Anyone who would call out the hypocrites in the so called "green movement" who live in mansions while complaining about high yield crops gets praise from me. RIP to the great humanitarian, Norman Borlaug.

Wednesday, September 9, 2009

Wal Mart seeks to expand and crush the last bit of competition in retail

Wal Mart, otherwise known as 'retail cancer' has metastasized by over a thousand percent in the last decade, and keeps growing. It is now publically announcing its intention to destroy what remains of retail in this country through a new expansion campaign called "Project Impact." By creating a more efficient layout and targetting pharmacy and crafts, Wal Mart believes it will take out more businesses and continuing its massive expansion. What to make of a company which is already the largest retailer in the US seeking to expand further?

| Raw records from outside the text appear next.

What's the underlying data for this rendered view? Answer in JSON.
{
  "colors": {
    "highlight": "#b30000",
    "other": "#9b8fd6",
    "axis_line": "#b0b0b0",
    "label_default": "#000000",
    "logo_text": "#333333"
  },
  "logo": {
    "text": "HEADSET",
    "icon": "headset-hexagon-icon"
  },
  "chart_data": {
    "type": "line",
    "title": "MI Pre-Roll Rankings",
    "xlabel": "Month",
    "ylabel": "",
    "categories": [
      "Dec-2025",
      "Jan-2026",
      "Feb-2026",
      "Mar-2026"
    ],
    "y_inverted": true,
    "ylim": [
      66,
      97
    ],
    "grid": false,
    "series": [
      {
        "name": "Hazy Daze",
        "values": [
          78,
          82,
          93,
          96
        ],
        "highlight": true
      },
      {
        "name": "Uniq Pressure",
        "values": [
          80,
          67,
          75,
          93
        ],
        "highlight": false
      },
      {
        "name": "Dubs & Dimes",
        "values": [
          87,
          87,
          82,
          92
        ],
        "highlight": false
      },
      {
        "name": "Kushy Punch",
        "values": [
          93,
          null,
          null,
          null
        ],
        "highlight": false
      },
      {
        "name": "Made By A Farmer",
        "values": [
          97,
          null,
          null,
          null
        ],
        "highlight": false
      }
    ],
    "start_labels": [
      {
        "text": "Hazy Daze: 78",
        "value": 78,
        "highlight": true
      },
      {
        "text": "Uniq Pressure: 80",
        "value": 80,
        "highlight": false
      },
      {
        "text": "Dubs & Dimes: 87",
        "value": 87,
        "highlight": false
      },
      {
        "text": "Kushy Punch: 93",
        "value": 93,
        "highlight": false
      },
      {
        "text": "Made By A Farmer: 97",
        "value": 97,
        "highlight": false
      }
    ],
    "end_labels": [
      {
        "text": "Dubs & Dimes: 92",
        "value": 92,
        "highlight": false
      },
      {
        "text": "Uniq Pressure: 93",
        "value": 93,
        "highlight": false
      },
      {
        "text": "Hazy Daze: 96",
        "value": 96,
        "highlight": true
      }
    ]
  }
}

First, a firm like Wal Mart uses economies of scale to knock out competitors since they use their larger size to cover fixed costs over more and more stores. By doing so, they can expand and sell at a loss to take out competitors by selling at a loss at newly opened stores then making up the cost in other profitable stores elsewhere. The net benefit in terms of lower prices soon become a burden as the loss of jobs caused by smaller competitors closing drains on the local tax base. According to Iowa State University economic research, for each gain in sales from a Wal Mart there is a corresponding loss in sales from competitors. Now, that does not seem so bad, right? People just spend all of their money at one store instead of ten, right?

In theory that would be correct, but in practice no such thing will happen. Let's suppose there are ten local competitors employing 10 people each prior to the opening of the big box store. Those 100 workers all pay taxes to the local area, purchase goods from the other stores, etc. The local box store opens and employs 75 people because they consolidate their staff to be able to cover multiple areas so this one massive store is 25% more efficient than the ten small stores combined (in terms of labor efficiency). Suddenly the same area has 25 people without work and 9 fewer employers. Since there is a correpsonding loss of sales in surrounding areas due to the big box stores, they find it harder to relocate to work, and suddenly are drawing on the welfare state. These 25 workers went from paying taxes to draining tax revenue, so the city becomes worse off on a whole. However, you can save 25 cents on a toaster, so it all works out, right?